Our foreign and domestic policy agenda after neo-liberalism and
neo-conservatism must be a return to democracy and the rule of law.
And there must be a special emphasis on making sure that we are
all, through democratic procedures and human rights able
to participate in the creation of the laws that will govern us.
I live in a country where race issues are the defining element of
public life. Still today, despite years of hard work, sacrifice,
and great strides, one race, and largely the ruling class within
that race, makes most of the laws and others must follow. We know
that government by elites for elites does not really work at the
local and national level. It is not hard to understand that at the
global level, it cannot be the purview of a few to make the rules
that are poor instruments of governance because they advance merely
the interests of the few. The post neo-liberal agenda is democracy
at all levels the details will be filled in by those who
come behind us but if and only if we are successful in replacing
the rule of the few that is enforced with weapons of mass destruction
that can be used on the many. Until we do replace this elite and
terrifying form of governance we will all continue to be terrorized
by civil war at the global scale.
We must reject any options that continue us down the road towards
global civil war. It is a future too terrible to imagine. We must
counter this with the path to democracy, repeatedly defended through
non-violence. This must be our post neo-liberal and post neo-conservative
agenda.
Nine years ago, we gathered the surviving founders of all of the
major post-Second World War institutions including the UN,
FAO, UDHR, and all of the Bretton Woods agencies, such as the World
Bank and the International Monetary Fund. The occasion was the 50th
anniversary of the Bretton Woods Conference. I learned a lot of
things at that gathering, but by far the most important was their
strong insistence that the founding of this system was first and
foremost a desperate attempt to find a path to World Peace by ensuring
economic, social, and political justice through a democratic civil
society. We need to return to this primary focus now is the
time of greatest opening but it will not last long. This democratic
future, however, will not be handed to us. We will have to work
day and night to win over both those who have chosen global civil
war as a way to defend their privilege and those who have chosen
this path as a way to fight against exploitation.

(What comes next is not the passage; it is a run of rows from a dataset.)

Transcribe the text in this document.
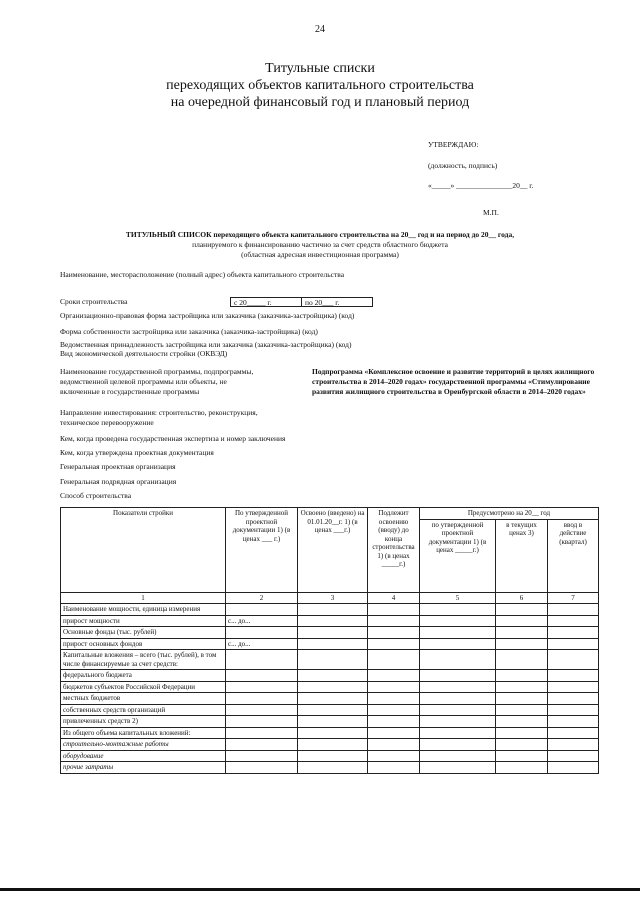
24
Титульные списки
переходящих объектов капитального строительства
на очередной финансовый год и плановый период
УТВЕРЖДАЮ:
(должность, подпись)
«_____» _______________20__ г.
М.П.
ТИТУЛЬНЫЙ СПИСОК переходящего объекта капитального строительства на 20__ год и на период до 20__ года,
планируемого к финансированию частично за счет средств областного бюджета
(областная адресная инвестиционная программа)
Наименование, месторасположение (полный адрес) объекта капитального строительства
Сроки строительства	с 20_____ г.	по 20___ г.
Организационно-правовая форма застройщика или заказчика (заказчика-застройщика) (код)
Форма собственности застройщика или заказчика (заказчика-застройщика) (код)
Ведомственная принадлежность застройщика или заказчика (заказчика-застройщика) (код)
Вид экономической деятельности стройки (ОКВЭД)
Наименование государственной программы, подпрограммы, ведомственной целевой программы или объекты, не включенные в государственные программы
Подпрограмма «Комплексное освоение и развитие территорий в целях жилищного строительства в 2014–2020 годах» государственной программы «Стимулирование развития жилищного строительства в Оренбургской области в 2014–2020 годах»
Направление инвестирования: строительство, реконструкция, техническое перевооружение
Кем, когда проведена государственная экспертиза и номер заключения
Кем, когда утверждена проектная документация
Генеральная проектная организация
Генеральная подрядная организация
Способ строительства
Показатели стройки	По утвержденной проектной документации 1) (в ценах ___ г.)	Освоено (введено) на 01.01.20__г. 1) (в ценах ___г.)	Подлежит освоению (вводу) до конца строительства 1) (в ценах _____г.)	Предусмотрено на 20__ год		
				по утвержденной проектной документации 1) (в ценах _____г.)	в текущих ценах 3)	ввод в действие (квартал)
1	2	3	4	5	6	7
Наименование мощности, единица измерения						
прирост мощности	с... до...					
Основные фонды (тыс. рублей)						
прирост основных фондов	с... до...					
Капитальные вложения – всего (тыс. рублей), в том числе финансируемые за счет средств:						
федерального бюджета						
бюджетов субъектов Российской Федерации						
местных бюджетов						
собственных средств организаций						
привлеченных средств 2)						
Из общего объема капитальных вложений:						
строительно-монтажные работы						
оборудование						
прочие затраты						
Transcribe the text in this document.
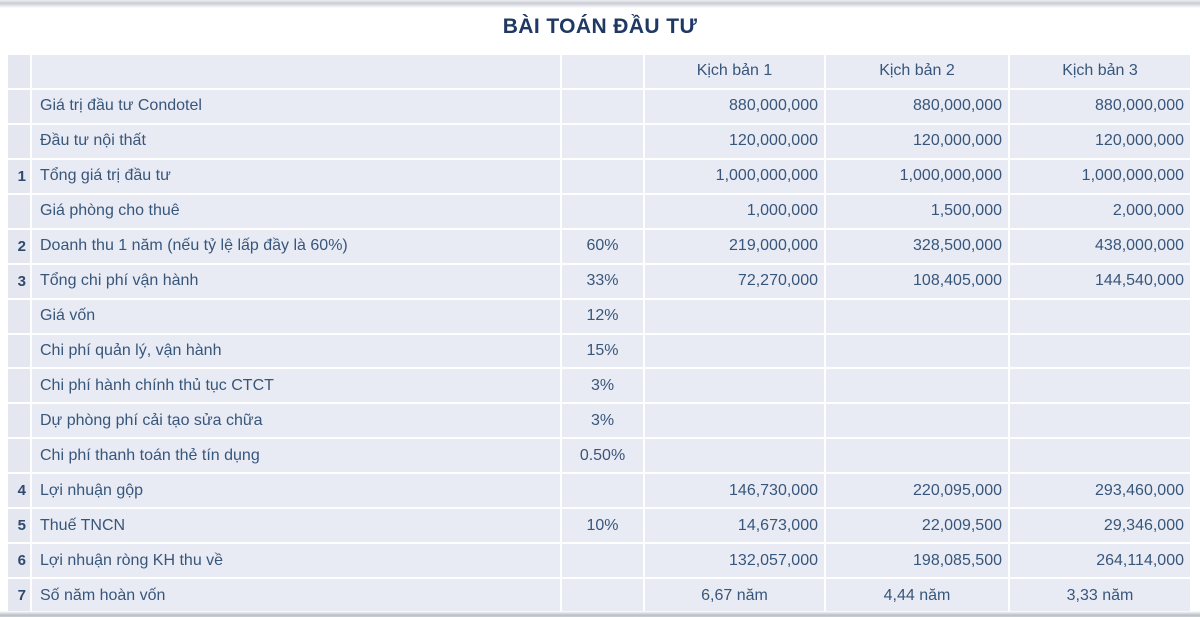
BÀI TOÁN ĐẦU TƯ
Kịch bản 1	Kịch bản 2	Kịch bản 3
Giá trị đầu tư Condotel	880,000,000	880,000,000	880,000,000
Đầu tư nội thất	120,000,000	120,000,000	120,000,000
1 Tổng giá trị đầu tư	1,000,000,000	1,000,000,000	1,000,000,000
Giá phòng cho thuê	1,000,000	1,500,000	2,000,000
2 Doanh thu 1 năm (nếu tỷ lệ lấp đầy là 60%)	60%	219,000,000	328,500,000	438,000,000
3 Tổng chi phí vận hành	33%	72,270,000	108,405,000	144,540,000
Giá vốn	12%
Chi phí quản lý, vận hành	15%
Chi phí hành chính thủ tục CTCT	3%
Dự phòng phí cải tạo sửa chữa	3%
Chi phí thanh toán thẻ tín dụng	0.50%
4 Lợi nhuận gộp	146,730,000	220,095,000	293,460,000
5 Thuế TNCN	10%	14,673,000	22,009,500	29,346,000
6 Lợi nhuận ròng KH thu về	132,057,000	198,085,500	264,114,000
7 Số năm hoàn vốn	6,67 năm	4,44 năm	3,33 năm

Perhaps the post neo-liberal agenda for many of us is really the
same as before. We must continue to use assertive even aggressive
non-violence to struggle for security, sustainability, and for a
sense of community within a global context. We must oppose civil
war at the local, national and global level by fighting for the
continued expansion of democratic civil society and human rights
into the international arena.
Democracy at all levels in the workplace, in our cities and
nations, and in the global arena must be won, then re-won, and then
re-won again.
We must do this for ourselves and for others we will never know.
We must do this for today and for times we shall never see.